Monkeypox: Joe Biden appoints specialist team to lead response amid vaccine chaos

LGBTQ

A public health worker administers the monkeypox vaccine at the Balboa Sports Center in the Encino neighborhood of Los Angeles, California, on July 27, 2022. (Robyn Beck/Getty)

A new US monkeypox response team has been formed by president Joe Biden amid the array of emergency declarations by several states.

Announced on Tuesday (2 August), the team will cooperate with state-specific authorities on vaccine distribution and equitable testing for US citizens.

White House chief medical advisor Anthony Fauci told the press in a statement that: “This team will allow the Biden administration to further accelerate and strengthen its monkeypox response.”

Following emergency declarations by several states, including California and Illinois on Monday (1 August), White House officials appointed Federal Emergency Management Agency (FEMA) administrator Robert Fenton to lead the team in response to the growing animosity towards the administration’s handling of the outbreak.

According to data reported from the Centers for Disease Control and Prevention (CDC) as of 2 August, at least 6,325 of the 25,391 global infections are from the US. It is currently the country with the most infected people of the 83 countries reporting confirmed cases.

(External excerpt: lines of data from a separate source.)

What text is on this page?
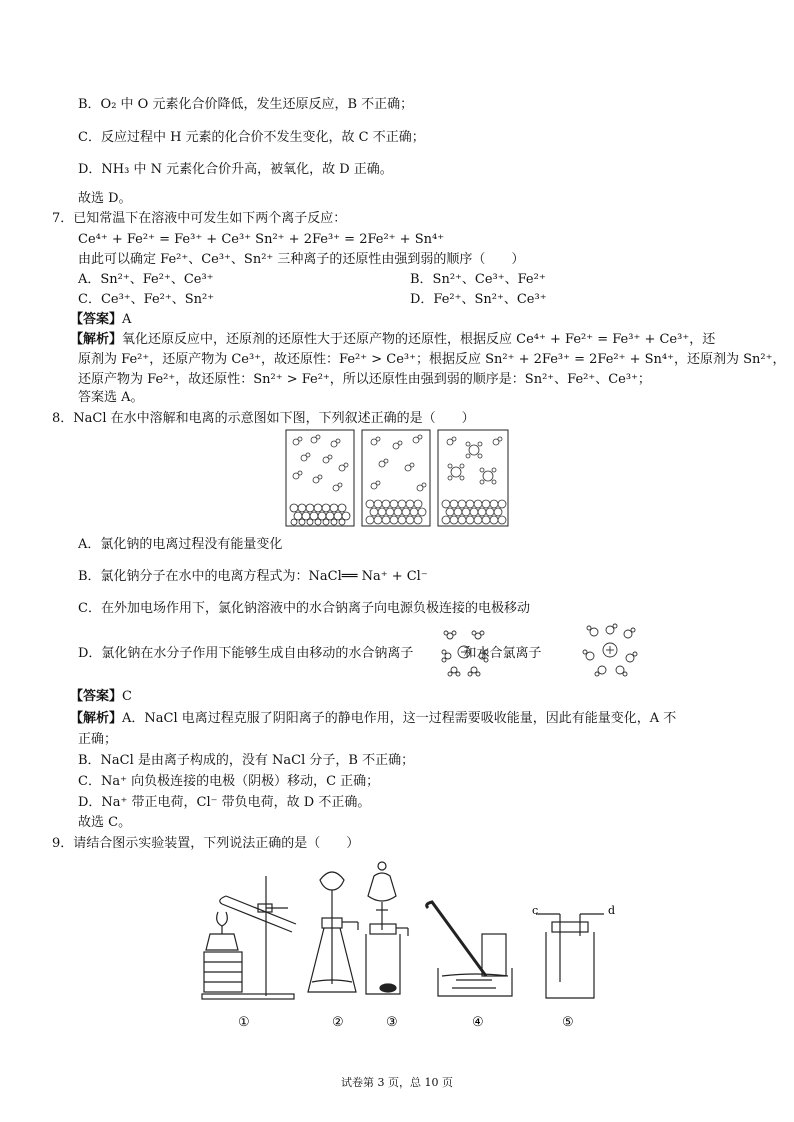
B．O₂ 中 O 元素化合价降低，发生还原反应，B 不正确；
C．反应过程中 H 元素的化合价不发生变化，故 C 不正确；
D．NH₃ 中 N 元素化合价升高，被氧化，故 D 正确。
故选 D。
7．已知常温下在溶液中可发生如下两个离子反应：
Ce⁴⁺ + Fe²⁺ = Fe³⁺ + Ce³⁺ Sn²⁺ + 2Fe³⁺ = 2Fe²⁺ + Sn⁴⁺
由此可以确定 Fe²⁺、Ce³⁺、Sn²⁺ 三种离子的还原性由强到弱的顺序（　　）
A．Sn²⁺、Fe²⁺、Ce³⁺	B．Sn²⁺、Ce³⁺、Fe²⁺
C．Ce³⁺、Fe²⁺、Sn²⁺	D．Fe²⁺、Sn²⁺、Ce³⁺
【答案】A
【解析】氧化还原反应中，还原剂的还原性大于还原产物的还原性，根据反应 Ce⁴⁺ + Fe²⁺ = Fe³⁺ + Ce³⁺，还
原剂为 Fe²⁺，还原产物为 Ce³⁺，故还原性：Fe²⁺ > Ce³⁺；根据反应 Sn²⁺ + 2Fe³⁺ = 2Fe²⁺ + Sn⁴⁺，还原剂为 Sn²⁺，
还原产物为 Fe²⁺，故还原性：Sn²⁺ > Fe²⁺，所以还原性由强到弱的顺序是：Sn²⁺、Fe²⁺、Ce³⁺；
答案选 A。
8．NaCl 在水中溶解和电离的示意图如下图，下列叙述正确的是（　　）
A．氯化钠的电离过程没有能量变化
B．氯化钠分子在水中的电离方程式为：NaCl══ Na⁺ + Cl⁻
C．在外加电场作用下，氯化钠溶液中的水合钠离子向电源负极连接的电极移动
D．氯化钠在水分子作用下能够生成自由移动的水合钠离子	和水合氯离子
【答案】C
【解析】A．NaCl 电离过程克服了阴阳离子的静电作用，这一过程需要吸收能量，因此有能量变化，A 不
正确；
B．NaCl 是由离子构成的，没有 NaCl 分子，B 不正确；
C．Na⁺ 向负极连接的电极（阴极）移动，C 正确；
D．Na⁺ 带正电荷，Cl⁻ 带负电荷，故 D 不正确。
故选 C。
9．请结合图示实验装置，下列说法正确的是（　　）
c	d
①	②	③	④	⑤
试卷第 3 页，总 10 页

Spain is second with at least 4,577 infected – a 1,748 difference between the two countries, and the UK is third with 2,579.

People protest during a rally calling for more government action to combat the spread of monkeypox at Foley Square on July 21, 2022 in New York City.
People protest during a rally calling for more government action to combat the spread of monkeypox at Foley Square on July 21, 2022, in New York City. (Getty/Jeenah Moon)

Experts have said that bureaucratic delays and shortages have bottlenecked the US response to the outbreak, which has led to further infections. Johns Hopkins Center for Health Security expert Amesh Adalja told the Financial Times that “testing was very flawed, just like it was with COVID-19 in the early days”.

“Testing was restricted only to CDC affiliated labs, which created a lot of bureaucracy and red tape that made it very difficult for people to get tested,” he continued, adding that the mitigations make it extremely difficult to get the vaccine to those most vulnerable.

Stigma is also a major factor when planning vaccination rollouts as gay and bisexual men are currently the most vulnerable to the disease. This has led to claims that monkeypox is a “gay disease” and that is sexually transmittable – all of which are false.

Far-right Republicans and other misinformed pundits such as Marjorie Taylor Greene have been pushing claims that the disease is nothing to worry about for certain Americans and so should be “mocked”.

In a clip published by Twitter watchdog PatriotTakes, Greene said that monkeypox was “basically a sexually transmitted disease”, and said that it was a “scam” to “laugh at”.

“It’s not a threat to most of the population, and so it’s not a global pandemic, it’s really not, and people just have to laugh at it, mock it, and reject it. It’s another scam,” she said.

But organisations such as the World Health Organization (WHO) believe that such misinformed statements can blockade active progression towards treatment and prevention. During its declaration that the outbreak is a global health emergency, WHO warned against reinforcing “homophobic and racist stereotypes and exacerbating stigma”, while emphasising that anyone can get monkeypox.

WHO director-general Dr Tedros Adhanom Ghebreyesus announced the declaration of the outbreak as an emergency during a briefing on 23 July, saying it “represents a public health emergency of international concern”. The organisation defines a global health emergency as an “extraordinary event which is determined to constitute a public health risk to other states through the international spread of disease and to potentially require a coordinated international response”.